To identify compounds putatively involved in bioactivity, the complex water fractions, F5-F8 were analyzed using NMR spectroscopy which is highly suitable for characterization of complex water extracts from plants54,55,56,57. Analysis of 1H and 13C spectra identified primary carbohydrates, malate, and choline, in all aqueous fractions. Since all aqueous fractions were active, these molecules are candidate bioactive ingredients. Choline has been shown to increase the rate of photosynthesis in wheat protoplasts58. The salt, choline chloride, is reported to display plant growth regulatory activity in combination with chlorocholine chloride (CCC or chlormequat), an inhibitor of cyclases copalyl-diphosphate synthase and ent-kaurene synthase involved in the early steps of gibberellin biosynthesis59,60). Primary carbohydrates and malate which were also found in all fractions, are not acting as growth regulators and therefore are less likely to show activity when applied in diluted concentration.
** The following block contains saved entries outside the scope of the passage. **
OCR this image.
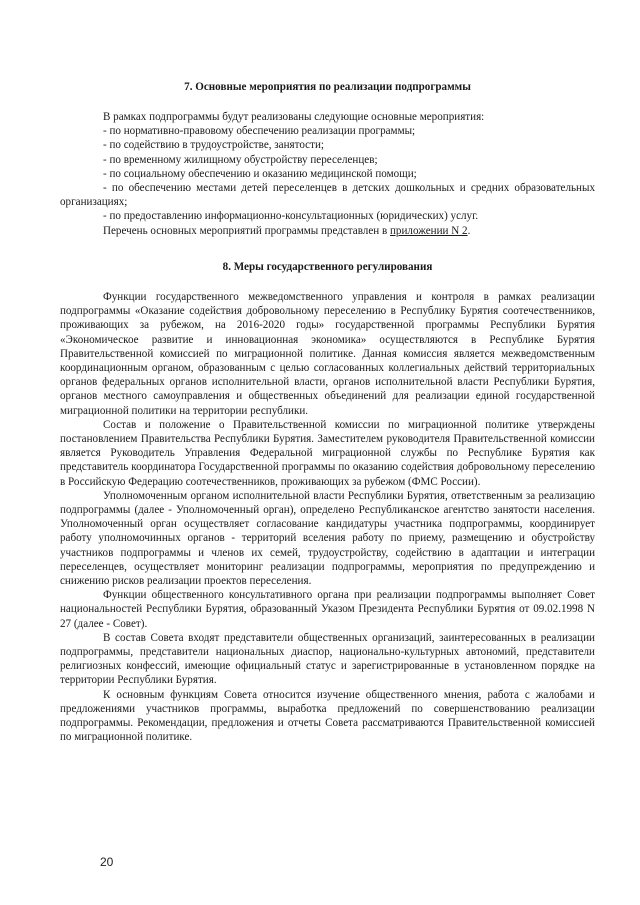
7. Основные мероприятия по реализации подпрограммы

В рамках подпрограммы будут реализованы следующие основные мероприятия:

- по нормативно-правовому обеспечению реализации программы;

- по содействию в трудоустройстве, занятости;

- по временному жилищному обустройству переселенцев;

- по социальному обеспечению и оказанию медицинской помощи;

- по обеспечению местами детей переселенцев в детских дошкольных и средних образовательных организациях;

- по предоставлению информационно-консультационных (юридических) услуг.

Перечень основных мероприятий программы представлен в приложении N 2.

8. Меры государственного регулирования

Функции государственного межведомственного управления и контроля в рамках реализации подпрограммы «Оказание содействия добровольному переселению в Республику Бурятия соотечественников, проживающих за рубежом, на 2016-2020 годы» государственной программы Республики Бурятия «Экономическое развитие и инновационная экономика» осуществляются в Республике Бурятия Правительственной комиссией по миграционной политике. Данная комиссия является межведомственным координационным органом, образованным с целью согласованных коллегиальных действий территориальных органов федеральных органов исполнительной власти, органов исполнительной власти Республики Бурятия, органов местного самоуправления и общественных объединений для реализации единой государственной миграционной политики на территории республики.

Состав и положение о Правительственной комиссии по миграционной политике утверждены постановлением Правительства Республики Бурятия. Заместителем руководителя Правительственной комиссии является Руководитель Управления Федеральной миграционной службы по Республике Бурятия как представитель координатора Государственной программы по оказанию содействия добровольному переселению в Российскую Федерацию соотечественников, проживающих за рубежом (ФМС России).

Уполномоченным органом исполнительной власти Республики Бурятия, ответственным за реализацию подпрограммы (далее - Уполномоченный орган), определено Республиканское агентство занятости населения. Уполномоченный орган осуществляет согласование кандидатуры участника подпрограммы, координирует работу уполномочинных органов - территорий вселения работу по приему, размещению и обустройству участников подпрограммы и членов их семей, трудоустройству, содействию в адаптации и интеграции переселенцев, осуществляет мониторинг реализации подпрограммы, мероприятия по предупреждению и снижению рисков реализации проектов переселения.

Функции общественного консультативного органа при реализации подпрограммы выполняет Совет национальностей Республики Бурятия, образованный Указом Президента Республики Бурятия от 09.02.1998 N 27 (далее - Совет).

В состав Совета входят представители общественных организаций, заинтересованных в реализации подпрограммы, представители национальных диаспор, национально-культурных автономий, представители религиозных конфессий, имеющие официальный статус и зарегистрированные в установленном порядке на территории Республики Бурятия.

К основным функциям Совета относится изучение общественного мнения, работа с жалобами и предложениями участников программы, выработка предложений по совершенствованию реализации подпрограммы. Рекомендации, предложения и отчеты Совета рассматриваются Правительственной комиссией по миграционной политике.

20
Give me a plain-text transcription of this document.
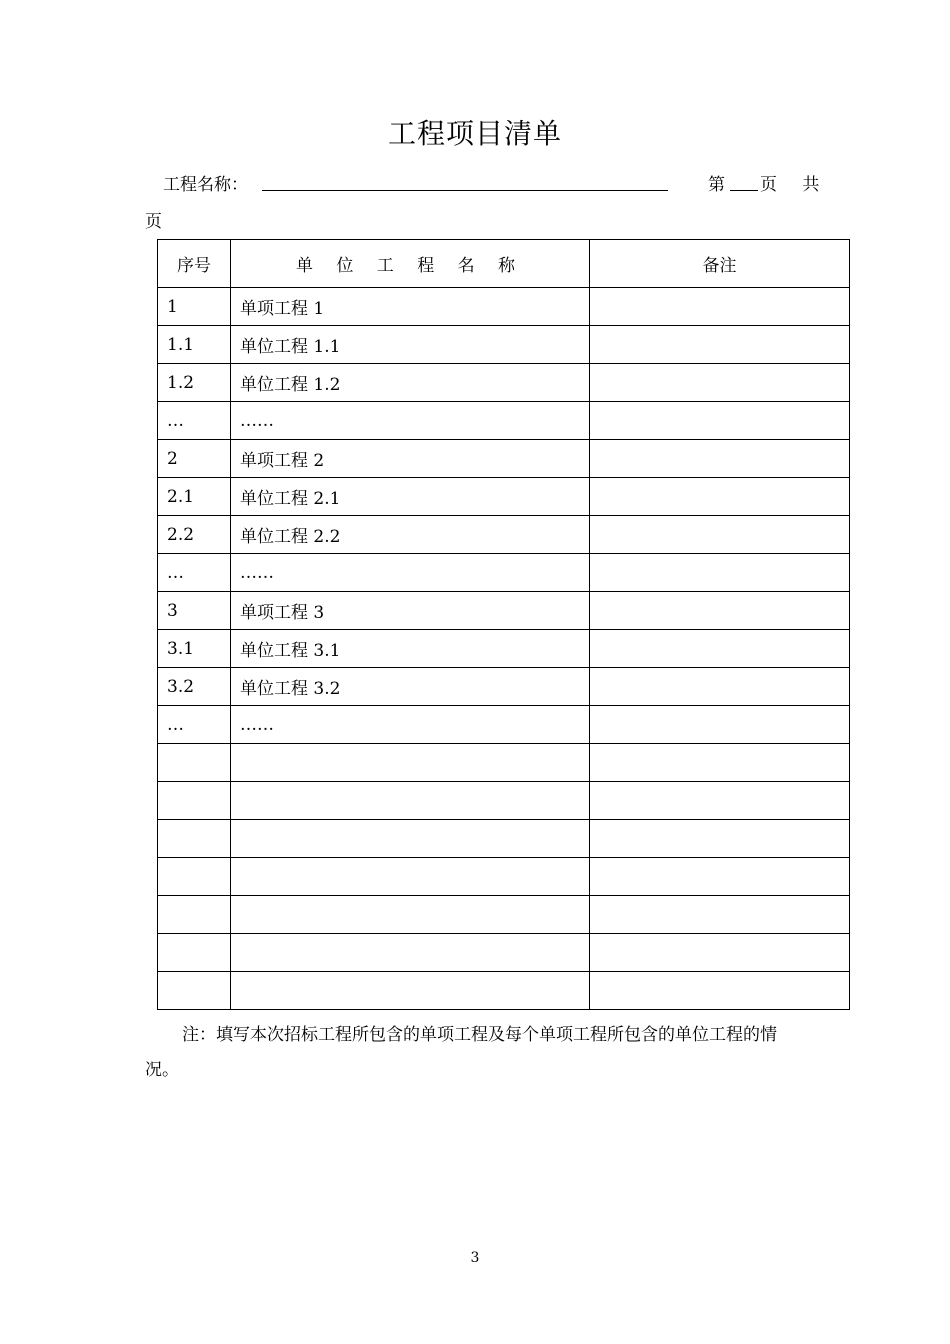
工程项目清单
工程名称：	第 页 共
页
序号	单 位 工 程 名 称	备注
1	单项工程 1	
1.1	单位工程 1.1	
1.2	单位工程 1.2	
…	……	
2	单项工程 2	
2.1	单位工程 2.1	
2.2	单位工程 2.2	
…	……	
3	单项工程 3	
3.1	单位工程 3.1	
3.2	单位工程 3.2	
…	……	

注：填写本次招标工程所包含的单项工程及每个单项工程所包含的单位工程的情况。
3
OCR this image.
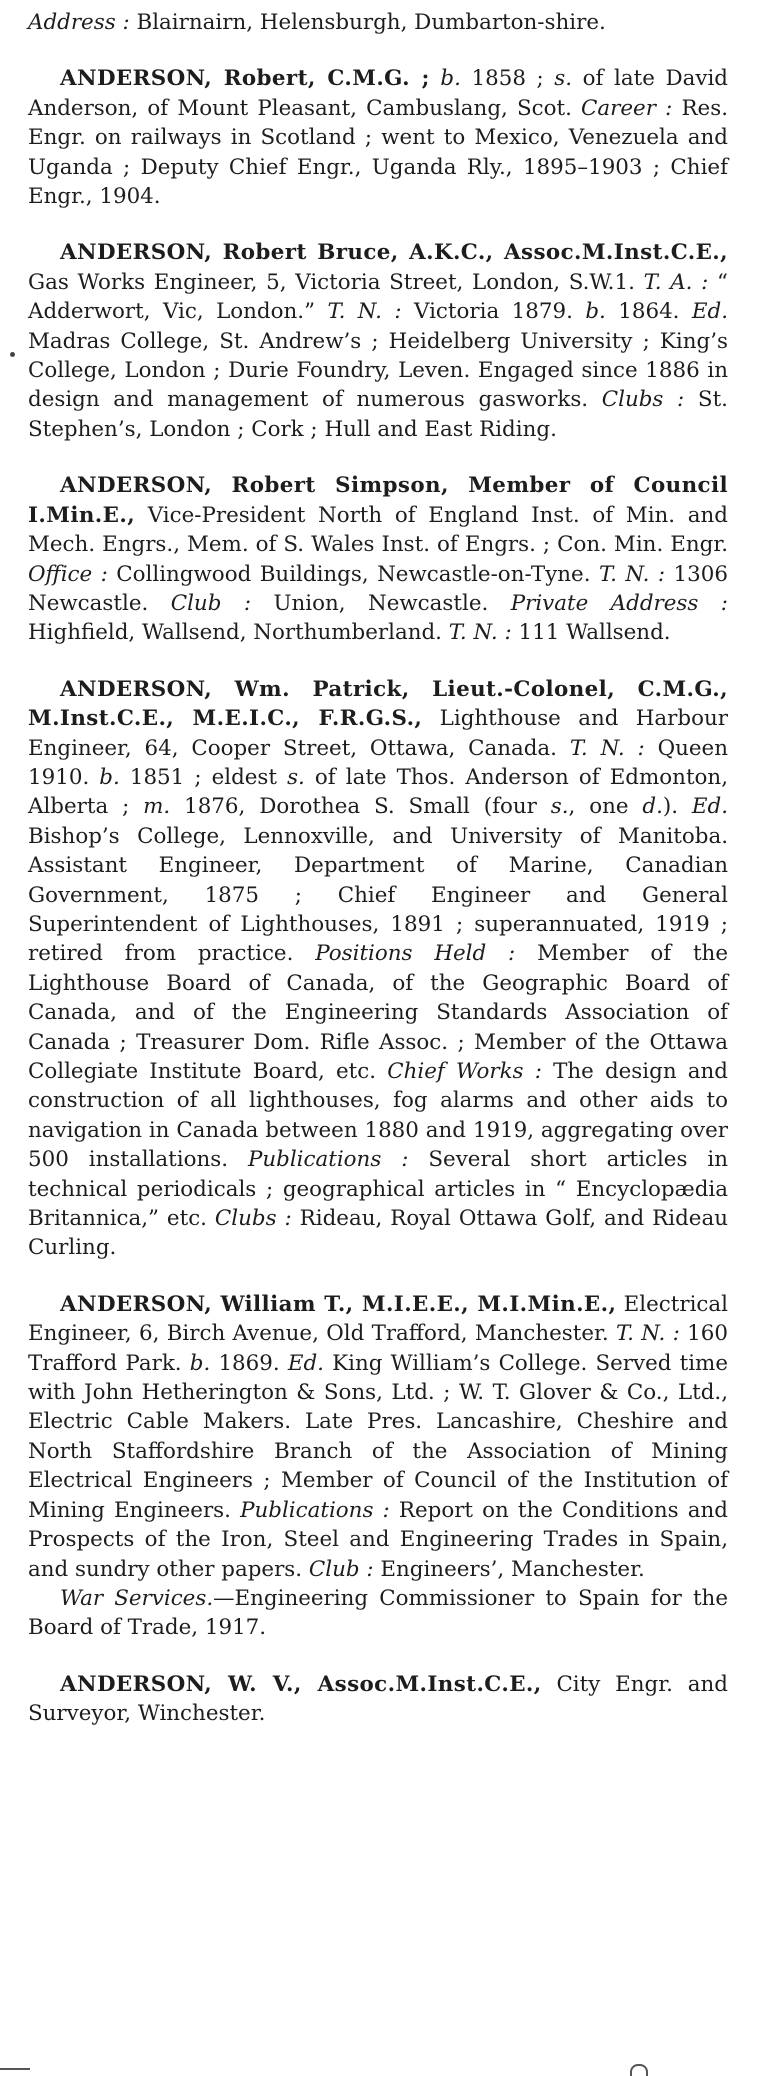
Address : Blairnairn, Helensburgh, Dumbarton-shire.

ANDERSON, Robert, C.M.G. ; b. 1858 ; s. of late David Anderson, of Mount Pleasant, Cambuslang, Scot. Career : Res. Engr. on railways in Scotland ; went to Mexico, Venezuela and Uganda ; Deputy Chief Engr., Uganda Rly., 1895–1903 ; Chief Engr., 1904.

ANDERSON, Robert Bruce, A.K.C., Assoc.M.Inst.C.E., Gas Works Engineer, 5, Victoria Street, London, S.W.1. T. A. : “ Adderwort, Vic, London.” T. N. : Victoria 1879. b. 1864. Ed. Madras College, St. Andrew’s ; Heidelberg University ; King’s College, London ; Durie Foundry, Leven. Engaged since 1886 in design and management of numerous gasworks. Clubs : St. Stephen’s, London ; Cork ; Hull and East Riding.

ANDERSON, Robert Simpson, Member of Council I.Min.E., Vice-President North of England Inst. of Min. and Mech. Engrs., Mem. of S. Wales Inst. of Engrs. ; Con. Min. Engr. Office : Collingwood Buildings, Newcastle-on-Tyne. T. N. : 1306 Newcastle. Club : Union, Newcastle. Private Address : Highfield, Wallsend, Northumberland. T. N. : 111 Wallsend.

ANDERSON, Wm. Patrick, Lieut.-Colonel, C.M.G., M.Inst.C.E., M.E.I.C., F.R.G.S., Lighthouse and Harbour Engineer, 64, Cooper Street, Ottawa, Canada. T. N. : Queen 1910. b. 1851 ; eldest s. of late Thos. Anderson of Edmonton, Alberta ; m. 1876, Dorothea S. Small (four s., one d.). Ed. Bishop’s College, Lennoxville, and University of Manitoba. Assistant Engineer, Department of Marine, Canadian Government, 1875 ; Chief Engineer and General Superintendent of Lighthouses, 1891 ; superannuated, 1919 ; retired from practice. Positions Held : Member of the Lighthouse Board of Canada, of the Geographic Board of Canada, and of the Engineering Standards Association of Canada ; Treasurer Dom. Rifle Assoc. ; Member of the Ottawa Collegiate Institute Board, etc. Chief Works : The design and construction of all lighthouses, fog alarms and other aids to navigation in Canada between 1880 and 1919, aggregating over 500 installations. Publications : Several short articles in technical periodicals ; geographical articles in “ Encyclopædia Britannica,” etc. Clubs : Rideau, Royal Ottawa Golf, and Rideau Curling.

ANDERSON, William T., M.I.E.E., M.I.Min.E., Electrical Engineer, 6, Birch Avenue, Old Trafford, Manchester. T. N. : 160 Trafford Park. b. 1869. Ed. King William’s College. Served time with John Hetherington & Sons, Ltd. ; W. T. Glover & Co., Ltd., Electric Cable Makers. Late Pres. Lancashire, Cheshire and North Staffordshire Branch of the Association of Mining Electrical Engineers ; Member of Council of the Institution of Mining Engineers. Publications : Report on the Conditions and Prospects of the Iron, Steel and Engineering Trades in Spain, and sundry other papers. Club : Engineers’, Manchester.

War Services.—Engineering Commissioner to Spain for the Board of Trade, 1917.

ANDERSON, W. V., Assoc.M.Inst.C.E., City Engr. and Surveyor, Winchester.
Malate is one of the organic acids considered (including citrate) a plant growth promoter, that can be utilized for low light cultivation61. Malic acid is involved in several functions in plants, including respiration, nutrition, stomatal aperture, and growth62,63,64. Reports showed that malate promotes plant growth and photosynthesis capacity—by increasing photosynthetic pigments—under normal and metal stress condition. Darandeh and Hadavi reported in 201265 that malate, when foliar sprayed to Lilium cv. Brunello, significantly increased their chlorophyl content. Likewise, malate increased the chlorophyll content of Salix variegata under cadmium stress. The increment was hypothetically related to the regulation of genes encoding enzymes responsible for pigment synthesis and decomposition38,66. The ability of malate to alleviate metal stress has been reported in other plants including Miscanthus sacchariflorus62, Zea mays67, sunflower68, alfalfa, and white lupin64. It will be interesting to test these aqueous fractions under (metal) stress conditions.

Conclusions

Belgian endive root extract contains hydrophilic and hydrophobic compounds that stimulate root and shoot growth in two unrelated species. The consistency of the bioactivity over two separate harvest years encourages further studies to identify the active compounds and determine the mode of action. In addition, it will be of interest to examine whether the compounds are active in field conditions. This will reassure a higher value of Belgian endive as a source for biostimulant production.

Patents

A European Patent Application EP21167916.2 has been filed.